Il “pensiero di un maestro di sci” di oggi si intitola “Come governare le escursioni”.
Qui si rischia di non vedere i tanto attesi ristori. La crisi di Governo sta rallentando l’approvazione, che doveva essere votata proprio in questi giorni, del nuovo decreto Ristori, quello dove finalmente anche alla montagna veniva riconosciuto il pesantissimo danno economico avuto per questo prolungato lockdown.
Con tanto di contributi da destinare alle varie categorie colpite, dagli impiantisti agli albergatori, dai maestri di sci agli stagionali, ecc.
E adesso?

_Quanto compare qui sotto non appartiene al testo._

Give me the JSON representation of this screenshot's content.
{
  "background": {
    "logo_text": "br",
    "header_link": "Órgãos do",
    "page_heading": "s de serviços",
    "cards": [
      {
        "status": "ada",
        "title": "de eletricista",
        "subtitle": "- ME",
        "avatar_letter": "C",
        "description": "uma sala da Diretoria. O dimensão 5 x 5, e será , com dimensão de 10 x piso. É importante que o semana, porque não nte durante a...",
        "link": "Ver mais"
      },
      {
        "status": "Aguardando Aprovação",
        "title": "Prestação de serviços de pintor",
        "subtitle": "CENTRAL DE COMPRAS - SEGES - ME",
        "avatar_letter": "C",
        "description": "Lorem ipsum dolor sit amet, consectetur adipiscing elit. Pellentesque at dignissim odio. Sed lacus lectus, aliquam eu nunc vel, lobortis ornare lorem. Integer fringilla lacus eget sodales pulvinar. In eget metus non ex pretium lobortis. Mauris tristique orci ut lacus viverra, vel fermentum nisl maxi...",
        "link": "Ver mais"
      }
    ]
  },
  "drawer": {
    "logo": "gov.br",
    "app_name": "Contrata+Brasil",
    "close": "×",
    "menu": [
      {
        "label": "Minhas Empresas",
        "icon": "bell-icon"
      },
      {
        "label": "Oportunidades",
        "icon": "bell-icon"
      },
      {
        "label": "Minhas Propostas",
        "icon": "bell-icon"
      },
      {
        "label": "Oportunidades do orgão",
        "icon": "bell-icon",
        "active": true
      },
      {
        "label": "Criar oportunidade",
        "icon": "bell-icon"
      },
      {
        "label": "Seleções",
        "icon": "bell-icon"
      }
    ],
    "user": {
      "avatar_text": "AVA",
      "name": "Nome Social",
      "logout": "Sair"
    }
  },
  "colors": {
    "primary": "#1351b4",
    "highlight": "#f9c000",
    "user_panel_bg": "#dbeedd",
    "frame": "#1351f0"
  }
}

Chi di queste cose se ne intende, i costituzionalisti, dicono che nonostante la paralisi istituzionale, il Governo dovrebbe comunque – obbligatoriamente – (come la legge lo impone) votare a breve e a larga maggioranza questo decreto, dove sul piatto ci sono ben 32 miliardi di euro, effetto dello scostamento di Bilancio approvato da tutti i parlamentari, della maggioranza e dell’opposizione.
Auguriamoci che tutto si risolva in tempi brevi, anche perché di ritardi e rinvii la montagna ne ha già subiti fin troppi. Col risultato di essere sempre in… attesa, come per il 15 febbraio.
Esponenti della maggioranza di Governo, nei salotti televisivi, parlano di come gli impianti di risalita siano ancora oggi una possibile fonte di contagi, con il solito e stucchevole paragone con le scuole chiuse o a “mezzo servizio” per gli studenti.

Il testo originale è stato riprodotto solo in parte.